Five-Minute Blog: Cold

I am just like Sam McGee from Tennessee, who could never get warm enough in Robert Service's poem.

When I was little, we lived in a house warmed by wood stove, so the back rooms where we slept were never as warm as the front ones. My father would take our heavy quilts or the Pendleton blanket, hold them over the stove until they were warm, fold the heat inside them, and walk down the frozen tundra of our hallway to unfold them on his cold daughters. That burst of warmth (literal and figurative) would just make us boneless with peace. And then he'd sit there at the edge of the bed and recite poetry in the dark until we were all the way asleep. It's why I know who Sam McGee is now. We are very lucky.

Perhaps because I am so spoiled, I can't stand being cold. It makes me whiny and irritable. I can't think of anything else when I'm cold. I feel like the wind is blowing just to offend me. I feel like everything is unfair in the deep way that things are unfair when one is seven years old. At least, that's how I felt in at home in Oklahoma when I was cold, or especially, on the few cold days we had in Mississippi when I was in graduate school. In Italy, I was mad with the cold, and watched the tiny Italian women go by on their way to market wearing short skirts and big scarves and thought they must be inhuman because they were tough enough to wear nothing between themselves and the cold but microfiber tights. I went to the market in a huge brown coat, and froze, and felt like the Hunchback of Notre Dame.

I was born in what they call a "blizzard" in Oklahoma. Here in upstate New York, they would probably call it "fifteen minutes of light snow." But it stopped everyone in Oklahoma in their tracks at the time. I always think it is the reason I love snow. Snow is not the same as cold. I can stand cold when there is snow. It's the dead leaves, wind blowing, cold without reason that makes me irate and obnoxious.

But here, for some reason, I can stand the cold. This morning, we had frost, and the wind coming off the Black River Bay was so cold my fingernails hurt. But I took Tula walking downtown anyway, and stood around in the cold while she smelled of everything and tried to eat poison berries. I was cold. I wished she'd hurry. But I wasn't mad about it.
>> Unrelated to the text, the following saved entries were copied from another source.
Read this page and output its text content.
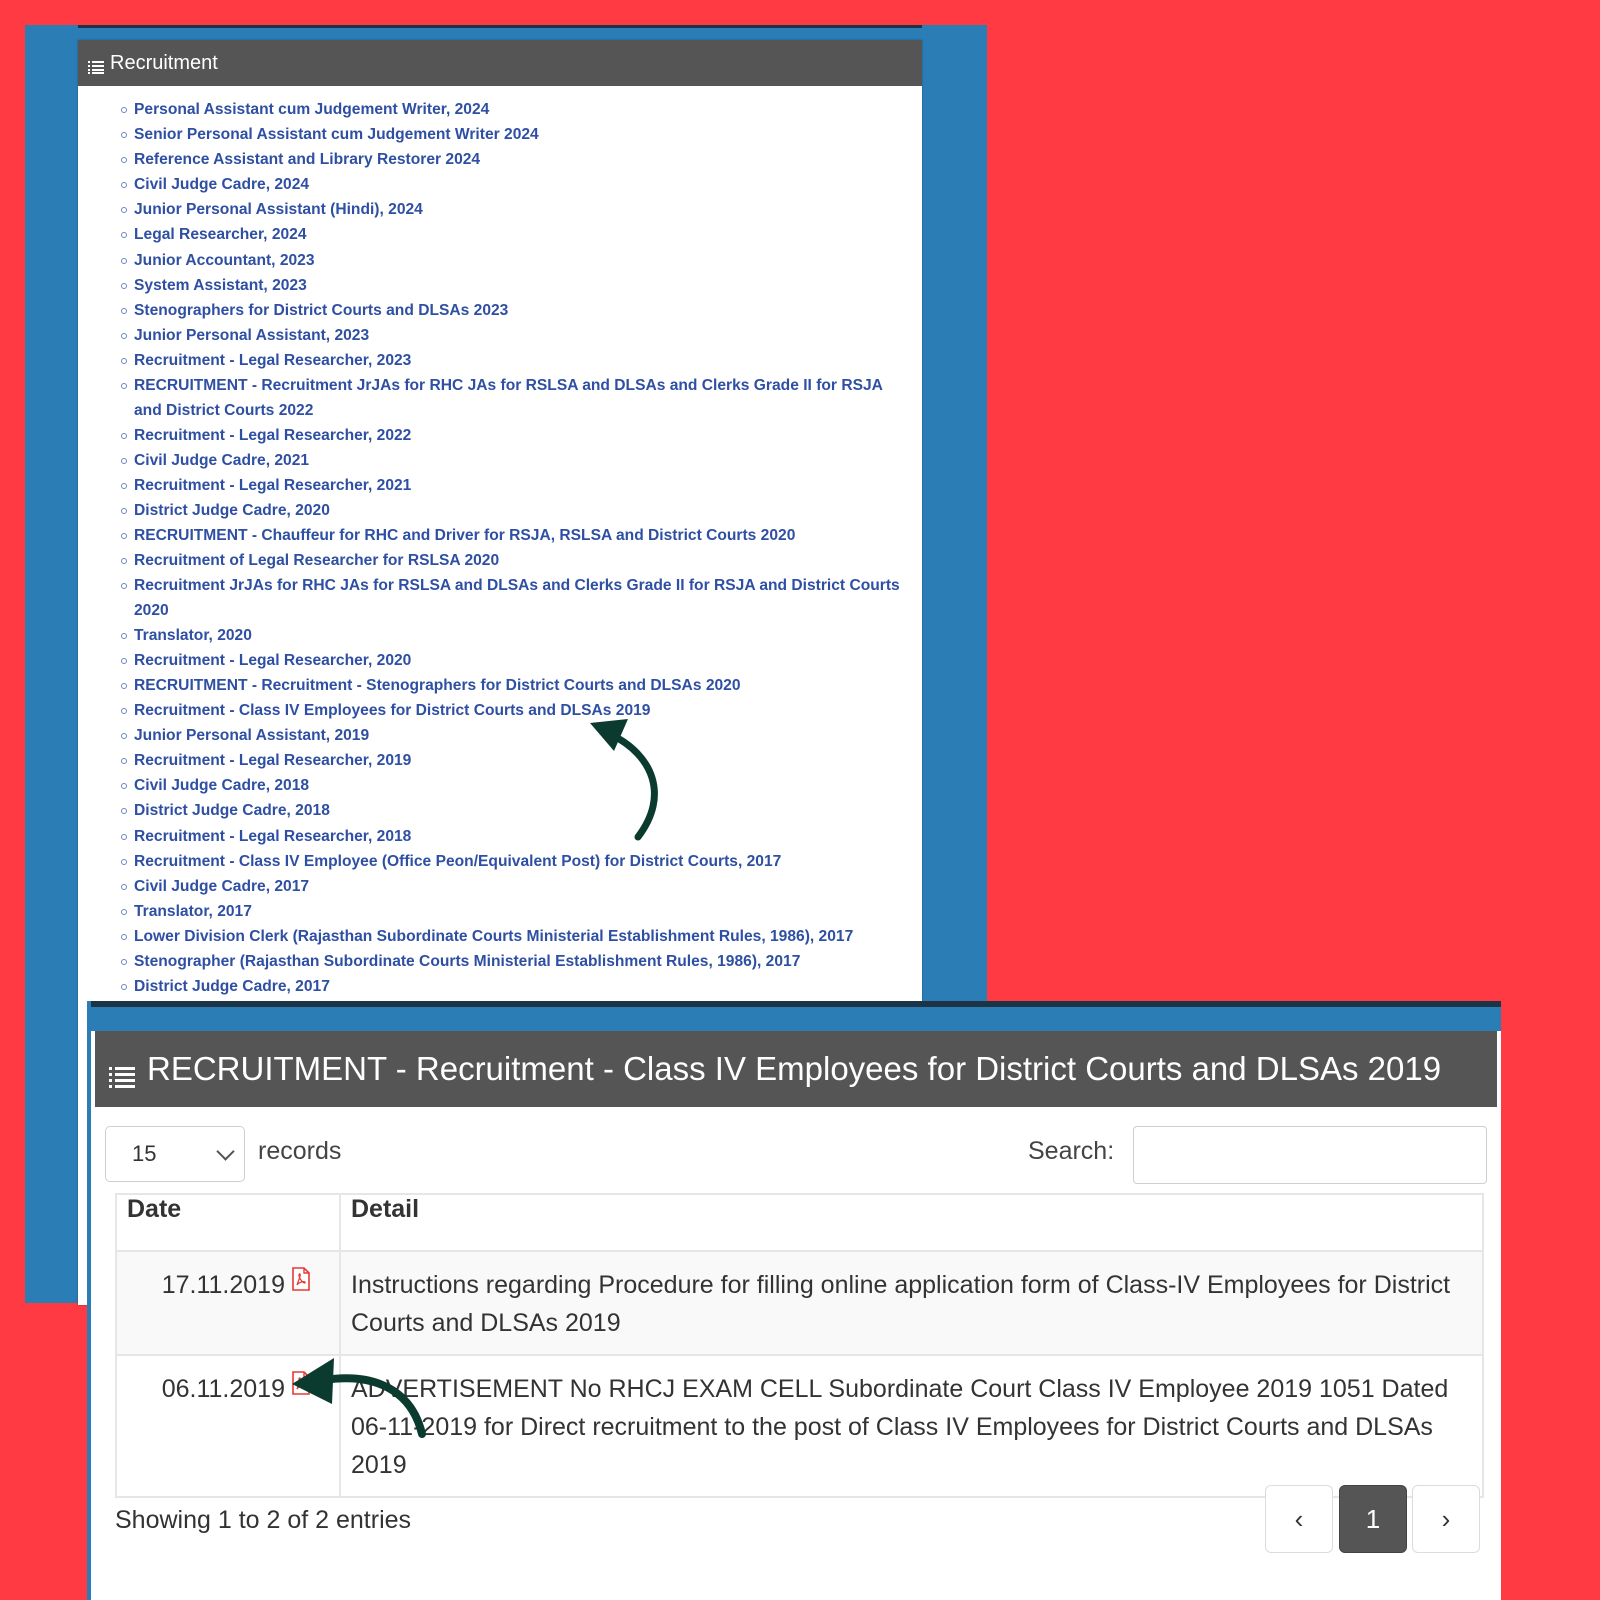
Recruitment
Personal Assistant cum Judgement Writer, 2024
Senior Personal Assistant cum Judgement Writer 2024
Reference Assistant and Library Restorer 2024
Civil Judge Cadre, 2024
Junior Personal Assistant (Hindi), 2024
Legal Researcher, 2024
Junior Accountant, 2023
System Assistant, 2023
Stenographers for District Courts and DLSAs 2023
Junior Personal Assistant, 2023
Recruitment - Legal Researcher, 2023
RECRUITMENT - Recruitment JrJAs for RHC JAs for RSLSA and DLSAs and Clerks Grade II for RSJA and District Courts 2022
Recruitment - Legal Researcher, 2022
Civil Judge Cadre, 2021
Recruitment - Legal Researcher, 2021
District Judge Cadre, 2020
RECRUITMENT - Chauffeur for RHC and Driver for RSJA, RSLSA and District Courts 2020
Recruitment of Legal Researcher for RSLSA 2020
Recruitment JrJAs for RHC JAs for RSLSA and DLSAs and Clerks Grade II for RSJA and District Courts 2020
Translator, 2020
Recruitment - Legal Researcher, 2020
RECRUITMENT - Recruitment - Stenographers for District Courts and DLSAs 2020
Recruitment - Class IV Employees for District Courts and DLSAs 2019
Junior Personal Assistant, 2019
Recruitment - Legal Researcher, 2019
Civil Judge Cadre, 2018
District Judge Cadre, 2018
Recruitment - Legal Researcher, 2018
Recruitment - Class IV Employee (Office Peon/Equivalent Post) for District Courts, 2017
Civil Judge Cadre, 2017
Translator, 2017
Lower Division Clerk (Rajasthan Subordinate Courts Ministerial Establishment Rules, 1986), 2017
Stenographer (Rajasthan Subordinate Courts Ministerial Establishment Rules, 1986), 2017
District Judge Cadre, 2017
RECRUITMENT - Recruitment - Class IV Employees for District Courts and DLSAs 2019
15	records	Search:
Date	Detail
17.11.2019	Instructions regarding Procedure for filling online application form of Class-IV Employees for District Courts and DLSAs 2019
06.11.2019	ADVERTISEMENT No RHCJ EXAM CELL Subordinate Court Class IV Employee 2019 1051 Dated 06-11-2019 for Direct recruitment to the post of Class IV Employees for District Courts and DLSAs 2019
Showing 1 to 2 of 2 entries	‹	1	›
Cold here seems natural. I know cold is natural everywhere. Weather is itself, and we put the judgement on it. Maybe it's just because I expect to be cold here that I don't mind it as much. In Oklahoma and Mississippi, I felt like I ought to be warm, because both of those states do warm REALLY well, and for most of the year, too. In Italy, I was mad when it was cold because my house was so drafty and full of cracks that let it in, and the marble tiles were like ice.

I say this now, of course, when it's normal cold. I may be Sam McGee again when it's 20 below. Except I think there will be snow then, and it covers all ills for me. (And here, it may also cover my car for me...I find that very exciting!)

We'll see. It just feels easy to have a good attitude up here. I don't know why. I even love the dead leaves.

And now my five minutes are up, and I must work on my novel then get ready for school.